The state government implements the demand driven wage employment programme at the grassroot level and it has no major role to play in terms of payment of wage apart from giving the FTO as it completely takes place through Direct Benefit Transfer (DBT). In reply to a question, Union Rural Development

Minister Narendra Singh Tomar told Lok Sabha that wage payment of Mahatma Gandhi National Rural Employment Guarantee Scheme (MGNREGS) is made on a regular basis besides explaining the process of DBT after receiving the FTO from the state government.

The inordinate delay in releasing the fund by the Centre comes when it owes a total of around Rs 60,000 crores to the state including more than Rs 4,000 crore GST compensation.

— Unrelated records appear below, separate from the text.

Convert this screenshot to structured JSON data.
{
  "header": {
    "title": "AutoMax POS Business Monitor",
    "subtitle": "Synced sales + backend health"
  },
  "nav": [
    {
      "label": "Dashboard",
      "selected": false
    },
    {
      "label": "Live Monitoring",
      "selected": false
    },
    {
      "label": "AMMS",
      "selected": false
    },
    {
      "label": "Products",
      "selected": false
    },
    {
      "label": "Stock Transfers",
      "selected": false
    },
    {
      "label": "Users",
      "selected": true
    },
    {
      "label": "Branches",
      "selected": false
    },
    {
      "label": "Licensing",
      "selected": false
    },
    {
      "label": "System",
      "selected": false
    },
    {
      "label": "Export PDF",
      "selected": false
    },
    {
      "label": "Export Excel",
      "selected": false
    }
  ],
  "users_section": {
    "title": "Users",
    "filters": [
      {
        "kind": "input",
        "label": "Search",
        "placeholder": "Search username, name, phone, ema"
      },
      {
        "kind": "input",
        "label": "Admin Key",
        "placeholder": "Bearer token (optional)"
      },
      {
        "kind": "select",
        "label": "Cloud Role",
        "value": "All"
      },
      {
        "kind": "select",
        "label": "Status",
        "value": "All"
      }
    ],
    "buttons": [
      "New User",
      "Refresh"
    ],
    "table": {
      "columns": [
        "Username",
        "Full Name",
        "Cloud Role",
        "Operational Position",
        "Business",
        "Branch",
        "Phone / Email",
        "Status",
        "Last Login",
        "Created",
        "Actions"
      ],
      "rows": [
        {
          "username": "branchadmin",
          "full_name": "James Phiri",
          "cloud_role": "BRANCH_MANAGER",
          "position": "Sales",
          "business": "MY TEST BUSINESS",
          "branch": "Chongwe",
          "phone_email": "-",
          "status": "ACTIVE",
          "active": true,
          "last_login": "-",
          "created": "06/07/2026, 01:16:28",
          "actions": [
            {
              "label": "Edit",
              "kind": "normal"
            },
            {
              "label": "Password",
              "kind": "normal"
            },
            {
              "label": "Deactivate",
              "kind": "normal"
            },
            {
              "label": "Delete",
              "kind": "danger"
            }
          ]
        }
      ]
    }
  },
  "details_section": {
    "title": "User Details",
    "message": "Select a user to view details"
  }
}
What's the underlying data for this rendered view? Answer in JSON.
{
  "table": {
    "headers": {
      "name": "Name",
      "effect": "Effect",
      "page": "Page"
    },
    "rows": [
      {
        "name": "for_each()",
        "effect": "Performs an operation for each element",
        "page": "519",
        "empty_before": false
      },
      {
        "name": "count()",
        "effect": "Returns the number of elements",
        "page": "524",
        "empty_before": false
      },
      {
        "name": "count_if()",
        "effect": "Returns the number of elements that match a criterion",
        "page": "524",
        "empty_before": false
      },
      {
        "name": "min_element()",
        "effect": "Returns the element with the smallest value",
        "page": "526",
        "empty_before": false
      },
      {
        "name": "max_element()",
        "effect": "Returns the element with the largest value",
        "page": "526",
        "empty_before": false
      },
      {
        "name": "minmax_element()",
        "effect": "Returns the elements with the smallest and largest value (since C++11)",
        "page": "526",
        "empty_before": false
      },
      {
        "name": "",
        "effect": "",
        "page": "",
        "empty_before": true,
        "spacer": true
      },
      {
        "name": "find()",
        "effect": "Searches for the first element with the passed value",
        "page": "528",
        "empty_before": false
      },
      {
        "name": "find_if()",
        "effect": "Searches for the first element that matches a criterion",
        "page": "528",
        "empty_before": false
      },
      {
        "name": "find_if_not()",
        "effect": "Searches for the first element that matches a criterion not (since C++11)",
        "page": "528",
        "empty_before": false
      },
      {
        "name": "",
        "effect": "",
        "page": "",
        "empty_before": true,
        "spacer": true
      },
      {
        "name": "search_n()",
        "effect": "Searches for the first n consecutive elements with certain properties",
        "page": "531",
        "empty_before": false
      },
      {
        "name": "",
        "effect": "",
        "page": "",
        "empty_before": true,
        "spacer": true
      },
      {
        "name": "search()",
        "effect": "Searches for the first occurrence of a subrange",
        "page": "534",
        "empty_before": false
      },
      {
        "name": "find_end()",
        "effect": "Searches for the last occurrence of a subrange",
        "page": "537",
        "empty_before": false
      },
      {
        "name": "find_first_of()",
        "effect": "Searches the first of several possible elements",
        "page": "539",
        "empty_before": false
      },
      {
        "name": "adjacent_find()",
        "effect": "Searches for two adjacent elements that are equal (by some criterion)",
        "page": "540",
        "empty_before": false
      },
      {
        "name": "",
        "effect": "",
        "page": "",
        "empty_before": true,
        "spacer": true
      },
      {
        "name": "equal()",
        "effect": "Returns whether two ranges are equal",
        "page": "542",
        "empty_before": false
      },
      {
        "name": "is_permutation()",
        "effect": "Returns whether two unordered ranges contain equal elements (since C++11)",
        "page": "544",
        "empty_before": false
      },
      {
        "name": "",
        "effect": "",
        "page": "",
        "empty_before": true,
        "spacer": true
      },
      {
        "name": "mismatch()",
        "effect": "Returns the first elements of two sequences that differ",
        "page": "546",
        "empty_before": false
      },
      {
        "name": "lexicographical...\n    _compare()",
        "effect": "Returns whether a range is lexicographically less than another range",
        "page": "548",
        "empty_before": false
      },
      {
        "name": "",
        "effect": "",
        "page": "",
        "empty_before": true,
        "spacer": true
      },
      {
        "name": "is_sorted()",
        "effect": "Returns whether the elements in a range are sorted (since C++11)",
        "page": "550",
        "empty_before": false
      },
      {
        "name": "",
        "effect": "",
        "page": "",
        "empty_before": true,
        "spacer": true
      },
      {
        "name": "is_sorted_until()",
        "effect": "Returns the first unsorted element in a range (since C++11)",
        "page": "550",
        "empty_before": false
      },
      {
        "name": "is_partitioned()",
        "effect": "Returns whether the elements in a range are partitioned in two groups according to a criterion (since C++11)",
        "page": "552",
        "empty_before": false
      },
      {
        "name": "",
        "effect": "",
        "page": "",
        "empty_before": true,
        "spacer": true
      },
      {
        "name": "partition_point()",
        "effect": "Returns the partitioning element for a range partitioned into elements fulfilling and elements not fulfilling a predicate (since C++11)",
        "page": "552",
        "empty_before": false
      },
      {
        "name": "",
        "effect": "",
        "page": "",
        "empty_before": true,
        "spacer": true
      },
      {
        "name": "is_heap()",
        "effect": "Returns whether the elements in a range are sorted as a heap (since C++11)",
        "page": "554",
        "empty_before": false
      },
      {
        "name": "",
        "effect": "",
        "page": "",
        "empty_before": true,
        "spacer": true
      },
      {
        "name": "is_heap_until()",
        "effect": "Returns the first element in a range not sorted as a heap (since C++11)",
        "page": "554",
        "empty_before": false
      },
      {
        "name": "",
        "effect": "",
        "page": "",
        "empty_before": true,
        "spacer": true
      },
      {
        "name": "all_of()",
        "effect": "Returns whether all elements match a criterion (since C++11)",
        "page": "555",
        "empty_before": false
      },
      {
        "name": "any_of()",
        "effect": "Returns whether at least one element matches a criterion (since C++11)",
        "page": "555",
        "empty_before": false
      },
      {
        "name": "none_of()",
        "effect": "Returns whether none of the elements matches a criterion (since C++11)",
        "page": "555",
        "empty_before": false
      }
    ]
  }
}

In terms of GST compensation issue, the state Finance minister Amit Mitra also hit out at the Centre stating that it would be a historic blunder if the Centre forced the states to accept the two options with a majority vote at the next GST Council meeting.

He also raised allegations of political muscle flexing to make the states agree to the options of borrowing to meet the revenue shortfall.

"...what happened in the five hours of discussion in the GST Council, no options were discussed. All of a sudden at the end of the meeting, two options were placed and the meeting ends. In other words, you are forcing the states into two options rather than three or four options. We felt there was a third option but nobody was there to listen," Mitra had said earlier.